After ITV's succession of beancounters, the sense of creative liberation he promises to bring is palpable. It is that which imbues ITV with most hope for the future. Mr Grade's modest aspiration is to make it the most loved, the most relevant, the most inventive and the most talked-about channel on the air. And indeed, he makes it all sound so beguilingly simple. It isn't, of course, which is why he stands to pocket £9m over the next three years if he can pull it off. His former employer, along with Sky and a resurgent NTL, will do their utmost to make sure he doesn't. But for the first time in an awfully long time, ITV is on the front foot.

ScotPower: A lack of vision and strategy

And then there were two. The Spanish armada put into port again yesterday and into its bowels disappeared ScottishPower. Iberdrola's acquisition of the business, using a mixture of cash happily stumped up by, among others, the Royal Bank of Scotland, and its own highly-rated paper, means that only Centrica and Scottish & Southern Energy remain standing as independent, UK-owned and quoted energy suppliers. With Russia's Gazprom and Germany's RWE sniffing around, you have to wonder how long they will survive the overseas onslaught.

Does it matter if we have to rely upon the French, the Germans, the Spanish or even the Russians to keep the lights burning? Perhaps not. But it is a sad indictment of the short-sightedness of UK pension funds and the strategic failings of our home-grown utilities that Britain today finds it hard to muster a national champion that can punch its weight overseas. Save for National Grid.

ScottishPower, like Powergen before it, bet on transatlantic expansion to maintain its independence and lost. ScottishPower bought the wrong US company and Powergen lacked the balance-sheet muscle to buy another one. S&SE and ScottishPower could have made a formidable combination but a mixture of battling egos and myopic Scottish politics prevented an alliance.

Much has been made of the tax breaks which Spanish companies enjoy back home when they go on overseas shopping trips. It is true that Iberdrola's ability to write off ScottishPower's goodwill against tax will reduce the cost of its purchase by about €1bn.

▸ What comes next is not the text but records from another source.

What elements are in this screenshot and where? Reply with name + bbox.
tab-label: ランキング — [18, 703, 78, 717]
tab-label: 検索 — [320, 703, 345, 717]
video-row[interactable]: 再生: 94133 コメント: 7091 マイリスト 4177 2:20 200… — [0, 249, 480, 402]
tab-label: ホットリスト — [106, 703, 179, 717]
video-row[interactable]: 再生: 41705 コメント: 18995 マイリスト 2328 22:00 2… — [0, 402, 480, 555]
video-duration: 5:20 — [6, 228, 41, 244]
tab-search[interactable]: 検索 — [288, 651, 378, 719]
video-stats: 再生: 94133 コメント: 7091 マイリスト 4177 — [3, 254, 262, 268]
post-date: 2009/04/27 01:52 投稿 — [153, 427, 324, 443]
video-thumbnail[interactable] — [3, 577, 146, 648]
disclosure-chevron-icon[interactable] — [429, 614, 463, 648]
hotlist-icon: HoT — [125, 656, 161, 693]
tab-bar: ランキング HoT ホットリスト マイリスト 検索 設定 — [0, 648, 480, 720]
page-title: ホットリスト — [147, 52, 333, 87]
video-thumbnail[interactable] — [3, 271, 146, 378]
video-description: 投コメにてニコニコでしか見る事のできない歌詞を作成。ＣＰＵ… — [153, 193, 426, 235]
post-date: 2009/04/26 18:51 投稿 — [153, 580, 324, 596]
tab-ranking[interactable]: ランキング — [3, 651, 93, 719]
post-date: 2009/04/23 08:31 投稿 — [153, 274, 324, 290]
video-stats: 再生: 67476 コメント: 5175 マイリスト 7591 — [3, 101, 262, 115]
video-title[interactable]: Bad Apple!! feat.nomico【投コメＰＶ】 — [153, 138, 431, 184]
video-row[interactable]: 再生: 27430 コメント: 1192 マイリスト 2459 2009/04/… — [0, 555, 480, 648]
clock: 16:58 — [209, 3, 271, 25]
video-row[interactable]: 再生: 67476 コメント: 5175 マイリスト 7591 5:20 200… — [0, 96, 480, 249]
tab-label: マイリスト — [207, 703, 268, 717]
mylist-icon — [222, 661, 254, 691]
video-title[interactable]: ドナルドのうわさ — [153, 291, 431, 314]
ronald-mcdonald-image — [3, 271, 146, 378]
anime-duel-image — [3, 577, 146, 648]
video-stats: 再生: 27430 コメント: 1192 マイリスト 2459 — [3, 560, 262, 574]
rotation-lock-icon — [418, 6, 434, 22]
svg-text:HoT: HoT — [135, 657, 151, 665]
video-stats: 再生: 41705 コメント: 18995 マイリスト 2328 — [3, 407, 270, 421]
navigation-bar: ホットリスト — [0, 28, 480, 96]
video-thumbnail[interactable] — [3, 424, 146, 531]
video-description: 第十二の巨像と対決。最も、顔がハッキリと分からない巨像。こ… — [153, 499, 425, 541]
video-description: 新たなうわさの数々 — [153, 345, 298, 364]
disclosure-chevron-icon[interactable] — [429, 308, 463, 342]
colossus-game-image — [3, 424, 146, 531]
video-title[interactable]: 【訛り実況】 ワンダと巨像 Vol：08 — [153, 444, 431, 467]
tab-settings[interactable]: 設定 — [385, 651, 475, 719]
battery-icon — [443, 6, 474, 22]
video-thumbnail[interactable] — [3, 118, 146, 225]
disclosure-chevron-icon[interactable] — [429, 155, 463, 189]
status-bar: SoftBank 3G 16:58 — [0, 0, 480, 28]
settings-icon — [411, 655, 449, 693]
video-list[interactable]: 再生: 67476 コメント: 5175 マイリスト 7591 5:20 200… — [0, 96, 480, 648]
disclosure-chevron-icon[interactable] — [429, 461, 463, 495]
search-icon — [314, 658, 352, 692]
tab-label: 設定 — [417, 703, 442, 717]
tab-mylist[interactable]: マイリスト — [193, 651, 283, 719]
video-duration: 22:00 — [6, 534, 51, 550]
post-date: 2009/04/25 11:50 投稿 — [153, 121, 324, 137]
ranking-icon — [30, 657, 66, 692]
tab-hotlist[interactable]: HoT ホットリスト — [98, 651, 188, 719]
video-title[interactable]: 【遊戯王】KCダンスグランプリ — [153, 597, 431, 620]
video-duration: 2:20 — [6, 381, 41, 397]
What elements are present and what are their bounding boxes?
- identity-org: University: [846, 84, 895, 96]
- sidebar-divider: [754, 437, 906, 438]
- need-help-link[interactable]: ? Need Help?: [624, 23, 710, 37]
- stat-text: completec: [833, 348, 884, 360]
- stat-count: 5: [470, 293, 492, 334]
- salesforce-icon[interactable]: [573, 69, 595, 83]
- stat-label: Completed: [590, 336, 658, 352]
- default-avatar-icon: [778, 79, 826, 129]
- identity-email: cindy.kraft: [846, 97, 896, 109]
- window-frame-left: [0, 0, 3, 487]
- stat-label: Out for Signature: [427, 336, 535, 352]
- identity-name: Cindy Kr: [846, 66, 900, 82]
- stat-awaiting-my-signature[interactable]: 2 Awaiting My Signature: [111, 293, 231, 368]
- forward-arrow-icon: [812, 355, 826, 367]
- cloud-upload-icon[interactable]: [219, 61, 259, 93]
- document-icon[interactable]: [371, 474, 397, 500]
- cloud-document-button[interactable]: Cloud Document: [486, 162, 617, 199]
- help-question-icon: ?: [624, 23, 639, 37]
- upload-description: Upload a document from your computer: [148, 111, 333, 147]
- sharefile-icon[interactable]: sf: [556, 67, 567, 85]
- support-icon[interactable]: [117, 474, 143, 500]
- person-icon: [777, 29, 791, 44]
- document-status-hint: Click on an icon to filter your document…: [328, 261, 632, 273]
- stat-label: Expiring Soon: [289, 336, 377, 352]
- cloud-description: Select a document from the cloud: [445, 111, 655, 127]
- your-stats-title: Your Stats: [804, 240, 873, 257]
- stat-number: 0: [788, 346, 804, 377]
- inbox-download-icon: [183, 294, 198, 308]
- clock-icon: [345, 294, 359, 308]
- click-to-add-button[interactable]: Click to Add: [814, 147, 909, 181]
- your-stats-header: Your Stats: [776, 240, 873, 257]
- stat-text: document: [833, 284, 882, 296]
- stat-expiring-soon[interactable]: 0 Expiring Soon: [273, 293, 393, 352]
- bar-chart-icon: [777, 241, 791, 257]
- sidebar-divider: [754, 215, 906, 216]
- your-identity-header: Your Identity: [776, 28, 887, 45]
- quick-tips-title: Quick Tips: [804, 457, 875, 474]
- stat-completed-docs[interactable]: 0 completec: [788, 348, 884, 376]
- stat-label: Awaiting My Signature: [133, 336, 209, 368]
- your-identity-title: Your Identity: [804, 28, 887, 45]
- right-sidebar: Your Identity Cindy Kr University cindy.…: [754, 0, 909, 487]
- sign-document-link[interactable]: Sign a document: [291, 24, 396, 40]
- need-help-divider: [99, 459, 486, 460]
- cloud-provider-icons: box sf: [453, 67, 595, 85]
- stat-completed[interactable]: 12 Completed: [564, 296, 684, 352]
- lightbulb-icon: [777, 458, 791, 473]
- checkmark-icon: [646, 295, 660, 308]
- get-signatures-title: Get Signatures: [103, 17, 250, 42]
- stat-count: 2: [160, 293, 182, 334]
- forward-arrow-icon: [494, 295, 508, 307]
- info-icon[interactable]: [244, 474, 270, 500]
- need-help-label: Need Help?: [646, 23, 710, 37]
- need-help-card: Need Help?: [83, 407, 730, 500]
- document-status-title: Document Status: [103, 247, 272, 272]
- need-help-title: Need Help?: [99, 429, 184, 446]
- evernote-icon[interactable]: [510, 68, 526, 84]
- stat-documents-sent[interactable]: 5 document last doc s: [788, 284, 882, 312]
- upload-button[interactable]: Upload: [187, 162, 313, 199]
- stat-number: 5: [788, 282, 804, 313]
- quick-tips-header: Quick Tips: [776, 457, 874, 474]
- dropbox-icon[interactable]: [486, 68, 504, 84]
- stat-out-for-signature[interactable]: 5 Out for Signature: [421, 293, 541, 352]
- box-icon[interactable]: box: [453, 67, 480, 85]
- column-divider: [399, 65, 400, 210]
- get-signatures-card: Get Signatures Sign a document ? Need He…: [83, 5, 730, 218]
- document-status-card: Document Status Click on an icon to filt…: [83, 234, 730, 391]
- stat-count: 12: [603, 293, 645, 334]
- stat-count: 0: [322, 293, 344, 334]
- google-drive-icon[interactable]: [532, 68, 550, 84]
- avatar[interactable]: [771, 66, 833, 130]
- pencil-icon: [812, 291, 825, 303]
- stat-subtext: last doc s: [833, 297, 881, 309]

But it is not subsidies such as these which have fuelled a succession of Spanish takeovers of airports, banks and mobile networks but a broader European vision. Iberdrola's home market, like ScottishPower's, is no longer protected. It can see that once Brussels finally breaks open the entrenched energy monopolies elsewhere in Europe, only those with the foresight to move beyond their national boundaries will survive. Iberdrola's shareholders seem happy to provide it with the currency to act. UK pension funds seem happier to sell out than to back the management of British utilities attempting to halt and reverse the tide of corporate activity.

Centrica has circled the wagons and jettisoned everything which is non-core in an attempt to secure its future energy supplies and preserve its independence. It may not be enough.